The market-implied 1-standard-deviation range for EOG extends from approximately $127.70 on the downside to $152.60 on the upside. A EOG covered call collects premium on an existing long EOG position, trading off upside above the short call strike for immediate income; the short strike selection should reflect the trader's view on whether EOG will breach that level within the expiration window. Current EOG IV rank near 52.83% is mid-range against its 1-year distribution, so the IV signal is neutral; the covered call thesis on EOG should anchor more to the directional view and the expected-move geometry. As a Energy name, EOG options can move on sector-level news flow (peer earnings, regulatory updates, industry-specific macro data) in addition to EOG-specific events.

EOG covered call positions are structurally neutral to slightly bullish; the modeled P&L assumes European-style exercise at expiration and ignores early assignment, transaction costs, dividends paid before expiry on the stock leg (when present), and the bid-ask spread on the listed chain. EOG positions also carry Energy sector concentration risk; news flow inside the sector (peer earnings, regulatory shifts, supply-chain headlines) can move EOG alongside the broader basket even when EOG-specific fundamentals are unchanged. Short-premium structures like a covered call on EOG carry tail risk when realized volatility exceeds the implied move; review historical EOG earnings reactions and macro stress periods before sizing. Always rebuild the position from current EOG chain quotes before placing a trade.

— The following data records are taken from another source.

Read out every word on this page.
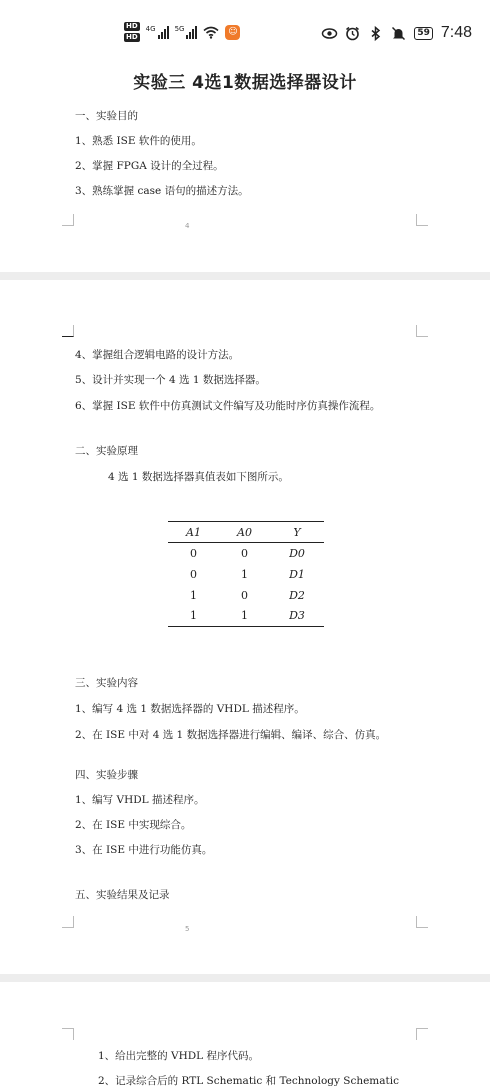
HD
HD
4G	5G	☺	59 7:48
实验三 4选1数据选择器设计
一、实验目的
1、熟悉 ISE 软件的使用。
2、掌握 FPGA 设计的全过程。
3、熟练掌握 case 语句的描述方法。
4
4、掌握组合逻辑电路的设计方法。
5、设计并实现一个 4 选 1 数据选择器。
6、掌握 ISE 软件中仿真测试文件编写及功能时序仿真操作流程。
二、实验原理
4 选 1 数据选择器真值表如下图所示。
A1	A0	Y
0	0	D0
0	1	D1
1	0	D2
1	1	D3
三、实验内容
1、编写 4 选 1 数据选择器的 VHDL 描述程序。
2、在 ISE 中对 4 选 1 数据选择器进行编辑、编译、综合、仿真。
四、实验步骤
1、编写 VHDL 描述程序。
2、在 ISE 中实现综合。
3、在 ISE 中进行功能仿真。
五、实验结果及记录
5
1、给出完整的 VHDL 程序代码。
2、记录综合后的 RTL Schematic 和 Technology Schematic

Frequently asked questions

What is a covered call on EOG?
A covered call on EOG is the covered call strategy applied to EOG (stock). The strategy is structurally neutral to slightly bullish: A covered call pairs long stock with a short out-of-the-money call, collecting premium and capping upside above the short strike in exchange for income. With EOG stock trading near $140.15, the strikes shown on this page are snapped to the nearest listed EOG chain strike and the premiums come straight from the end-of-day bid/ask midpoint.
How are EOG covered call max profit and max loss calculated?
Max profit equals short-strike minus cost basis plus premium times 100; max loss is cost basis minus premium (at zero). Breakeven is cost basis minus premium. For the EOG covered call priced from the end-of-day chain at a 30-day expiry (ATM IV 30.99%), the computed maximum profit is $912.50 per contract and the computed maximum loss is -$13,786.50 per contract. Live intraday quotes will differ as the chain moves through the trading session.
What is the breakeven for a EOG covered call?
The breakeven for the EOG covered call priced on this page is roughly $137.88 at expiration, derived from end-of-day chain premiums. Breakeven is the underlying price at which the strategy's P&L crosses zero ignoring transaction costs and assignment risk. The current EOG market-implied 1-standard-deviation expected move is approximately 8.88%; if the move sits well outside the breakeven distance, the structure's risk-reward becomes correspondingly tighter.
When should you consider a covered call on EOG?
Covered calls on EOG are an income strategy run on existing EOG stock positions; traders typically sell calls at 25-35 delta with 30-45 days to expiration to balance premium against upside cap.
How does current EOG implied volatility affect this covered call?
EOG ATM IV is at 30.99% with IV rank near 52.83%, which is mid-range against its 1-year history. Strategy selection depends more on directional thesis and expected move than on a strong IV signal.